The tumor growth was significantly retarded in the HAL group compared with the controls (tumor volume 683 +/- 245 mm3 vs 2424 +/- 596 mm3, p < 0.05 ANOVA). HAL + TNF (221 +/- 93 mm3) and HAL + IFN + TNF groups (74 +/- 31 mm3), but not the HAL + IFN group (493 +/- 164 mm3), were much more effective than the HAL group in controlling tumor growth (p < 0.05). HAL + IFN + TNF achieved the best tumor control resulting in a 60% tumor-free rate (p < 0.05 vs all other groups).
These data suggest that HAL combined with regional infusion of TNF-alpha and IFN-gamma significantly reduces tumor growth in a rat liver model. This attractive concept of combined modality therapy may have utility in the clinical setting in instances of unresectable liver cancer.
本研究旨在探讨在大鼠模型中,局部输注肿瘤坏死因子-α(TNF-α)和干扰素-γ(IFN-γ)是否能改善肝动脉结扎术(HAL)对肝癌的治疗效果。
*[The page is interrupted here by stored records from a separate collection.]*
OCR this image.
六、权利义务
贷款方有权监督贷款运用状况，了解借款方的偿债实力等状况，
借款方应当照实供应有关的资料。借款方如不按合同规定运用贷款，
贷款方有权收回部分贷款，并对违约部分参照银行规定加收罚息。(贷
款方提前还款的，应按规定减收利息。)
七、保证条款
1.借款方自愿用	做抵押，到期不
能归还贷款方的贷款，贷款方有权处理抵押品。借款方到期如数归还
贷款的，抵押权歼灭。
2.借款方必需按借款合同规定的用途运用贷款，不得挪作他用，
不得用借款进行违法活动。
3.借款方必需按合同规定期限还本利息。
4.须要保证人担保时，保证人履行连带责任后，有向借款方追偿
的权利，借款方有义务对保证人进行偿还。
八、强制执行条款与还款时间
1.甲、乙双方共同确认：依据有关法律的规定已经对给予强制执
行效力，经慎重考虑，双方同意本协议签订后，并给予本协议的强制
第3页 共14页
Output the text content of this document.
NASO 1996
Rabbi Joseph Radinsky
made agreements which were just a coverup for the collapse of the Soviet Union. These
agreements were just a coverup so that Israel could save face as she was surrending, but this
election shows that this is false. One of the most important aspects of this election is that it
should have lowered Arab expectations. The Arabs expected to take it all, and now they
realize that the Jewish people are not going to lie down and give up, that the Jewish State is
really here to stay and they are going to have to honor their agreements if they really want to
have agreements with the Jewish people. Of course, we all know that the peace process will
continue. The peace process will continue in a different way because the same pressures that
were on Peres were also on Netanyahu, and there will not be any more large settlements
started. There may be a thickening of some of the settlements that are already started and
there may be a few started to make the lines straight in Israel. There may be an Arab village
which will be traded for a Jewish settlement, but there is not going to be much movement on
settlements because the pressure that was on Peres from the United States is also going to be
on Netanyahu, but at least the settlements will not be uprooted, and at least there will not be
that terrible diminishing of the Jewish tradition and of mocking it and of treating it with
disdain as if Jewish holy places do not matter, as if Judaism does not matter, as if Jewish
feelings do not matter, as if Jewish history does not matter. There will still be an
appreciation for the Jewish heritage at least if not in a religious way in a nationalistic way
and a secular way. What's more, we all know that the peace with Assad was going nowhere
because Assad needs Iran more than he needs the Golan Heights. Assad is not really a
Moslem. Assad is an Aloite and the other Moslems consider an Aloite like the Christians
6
将Morris肝癌3924A植入50只ACI大鼠的肝脏内。肿瘤植入两周后,40只大鼠接受肝动脉插管和结扎。插管连接至皮下植入的输注端口。然后将动物分为四组,每组10只,分别接受为期7天的每日动脉内注射,剂量为100,000 IU/大鼠/天的IFN-γ(HAL + IFN组)、30微克/大鼠/天的TNF-α(HAL + TNF组)、IFN + TFN(HAL + IFN + TNF组)或生理盐水溶液(HAL组)。其余10只大鼠仅接受剖腹手术,作为未治疗的对照。3周后评估肿瘤体积、存活肿瘤面积和组织病理学。
与对照组相比,HAL组的肿瘤生长明显受到抑制(肿瘤体积683±245立方毫米对2424±596立方毫米,方差分析p<0.05)。HAL + TNF组(221±93立方毫米)和HAL + IFN + TNF组(74±31立方毫米),而非HAL + IFN组(493±164立方毫米),在控制肿瘤生长方面比HAL组更有效(p<0.05)。HAL + IFN + TNF实现了最佳的肿瘤控制,无瘤率达到60%(与所有其他组相比p<0.05)。
这些数据表明,HAL联合局部输注TNF-α和IFN-γ可显著降低大鼠肝脏模型中的肿瘤生长。这种联合治疗模式的有吸引力的概念可能在不可切除肝癌的临床情况下有用。